I tried to imagine the most persistent thing.  What could adapt and self-replicate the best?  I started listing different organisims in my mind, playing out a long term simulation in my head.  I listed different religions, and my knowledge about how they persisted and adapted to the populace.  Then I thought about just general ideas, and their ability to persist.  Mathematics should persist for a long time… math is considered a universal language.  What else… what else…

Then it hit me: truth.  Truth is the only thing that escapes this need of persistence.  What I mean by that is: gravity will last longer than the human race.  If something is true, then something is true… permanently.  Truth doesn’t adapt… and it doesn’t self-replicate.  The things that do adapt and self-replicate are constantly trying to align themselves with truth - for survival - but truth doesn’t really have that problem.

This removed my depression.  But it also removed my desire to share my thoughts with the world.  Who cares if someone disagrees with me?  And who cares if someone agrees with me?  Truth transcends persistence.  So everything is OK.

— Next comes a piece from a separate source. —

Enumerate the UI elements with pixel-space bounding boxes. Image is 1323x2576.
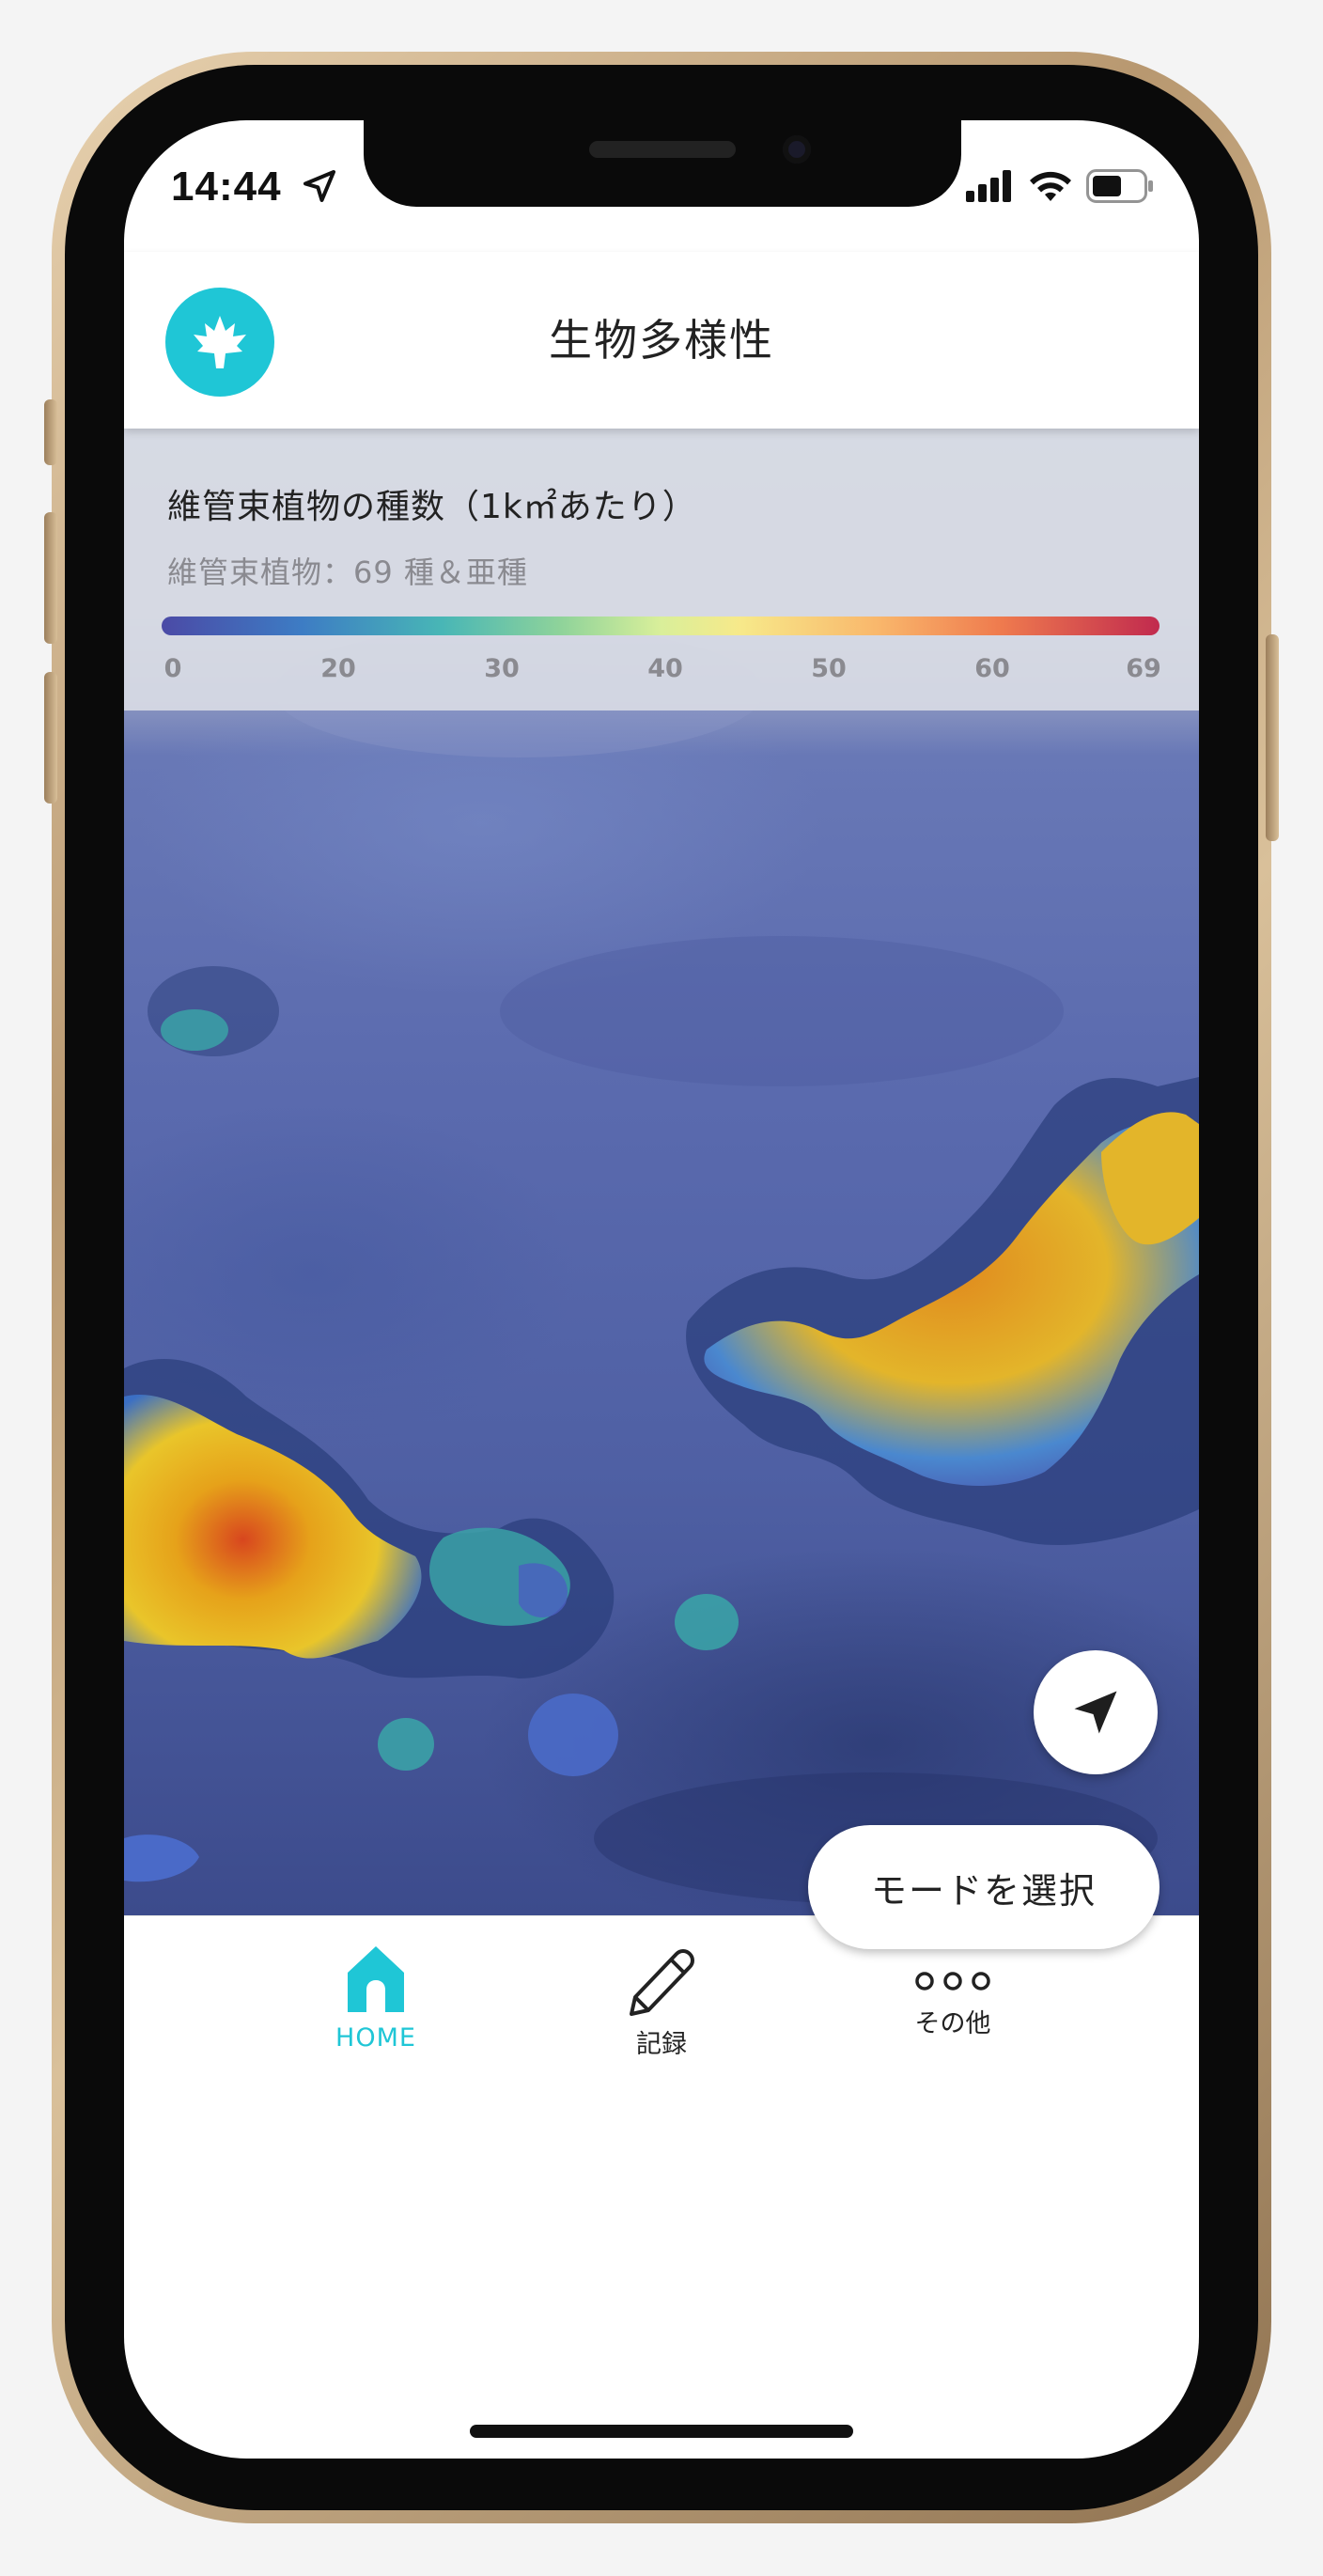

In the past I felt a need to get my ideas out… but probably because I was convinced by someone else that it’s good to get your ideas out.  Because they were getting their ideas out - to me.  The idea of “you need to express yourself” is just a self-replicating thought.  If I sit here and preach that everyone needs to get a blog, and tell the world their thoughts… then those who I convince to do so will spread the same idea… telling their readers to get a blog, and tell the world their thoughts.  It doesn’t matter what my line of reasoning is for why people should express themselves… just the more effective the reason is, the more the “express yourself” idea will self-replicate.

But none of that matters now.  Truth trumps all that.  Do I need to convince you that gravity exists?  Uh, no.  A truth will exist whether the conceptualization of that truth is self-replicating or not.  It’s not so much “who gives a shit” as it’s “truth has already won the fight”.

So… with that said… perhaps you can see why I feel no motivation for expressing my thoughts (as much as I used to, at least).